HUGE EGO AND FRED KAGAN

Kagan, an AEI "scholar" and one of the designers of the Surge, was a guest on Hewitt's radio show. One exchange was revealing because it shows that we don't even have a reliable estimate of HOW MANY enemies are in Iraq:


HH: Well, one of the problems with seeing what is going on there is that the Pentagon won’t tell us how many of the bad guys are dead. Do you support that policy of non-disclosure of enemy casualties, Fred Kagan? Or should they change that?
FK: What would it tell you if they told you that, because the question of how many enemy is dead is only meaningful if you know how many enemy there were to start with.


Kagan admits to getting the view from the top:


FK: The morale, you have to understand, when I go to Iraq, I spend most of my time with officers rather than soldiers.
Kagan on the Iraqi central government:

FK: Well, this Iraqi government has a lot of problems, as people have pointed to all along. It was elected on the wrong basis, these people are, most of the people in the government are not really representative of mainstream developments in Iraq anyway, particularly the Sunni, because remember, the Sunni basically boycotted the election, selected these people. So there are all kinds of problems with the Iraqi government.

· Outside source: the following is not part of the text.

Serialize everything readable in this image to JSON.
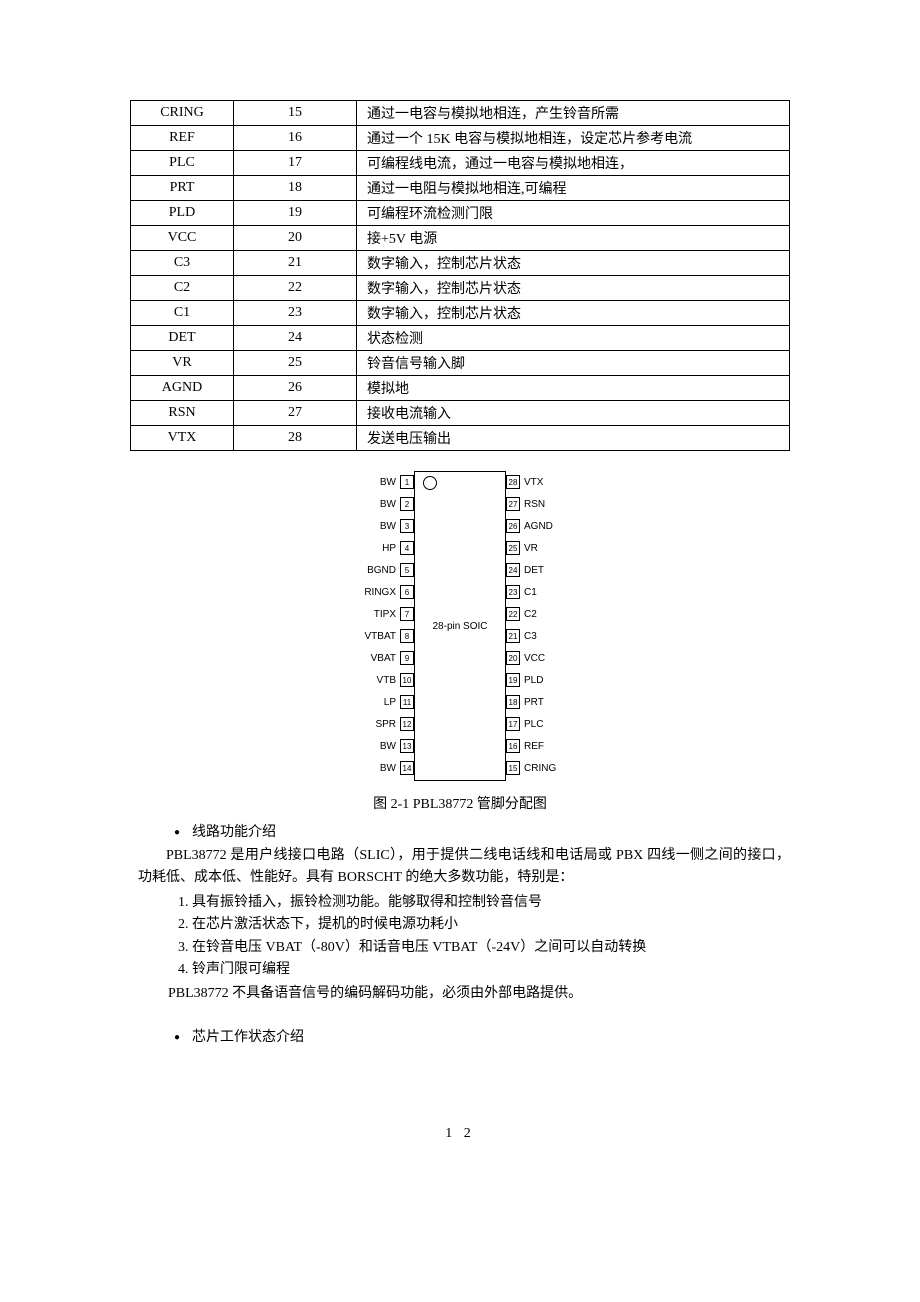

This is what Kagan thinks is a sign of hope:

And so I think the question is how can we find ways to harness reconciliation that’s going on at the grass roots, and turn that into something at the higher political level that would be more sustainable and more stable.


I'm not sure what grass roots reconciliation Kagan is referring to. We know the Sunni tribes in Anbar and elsewhere have no loyalty to the national government and we know that Baghdad is becoming more and more segregated along religious lines.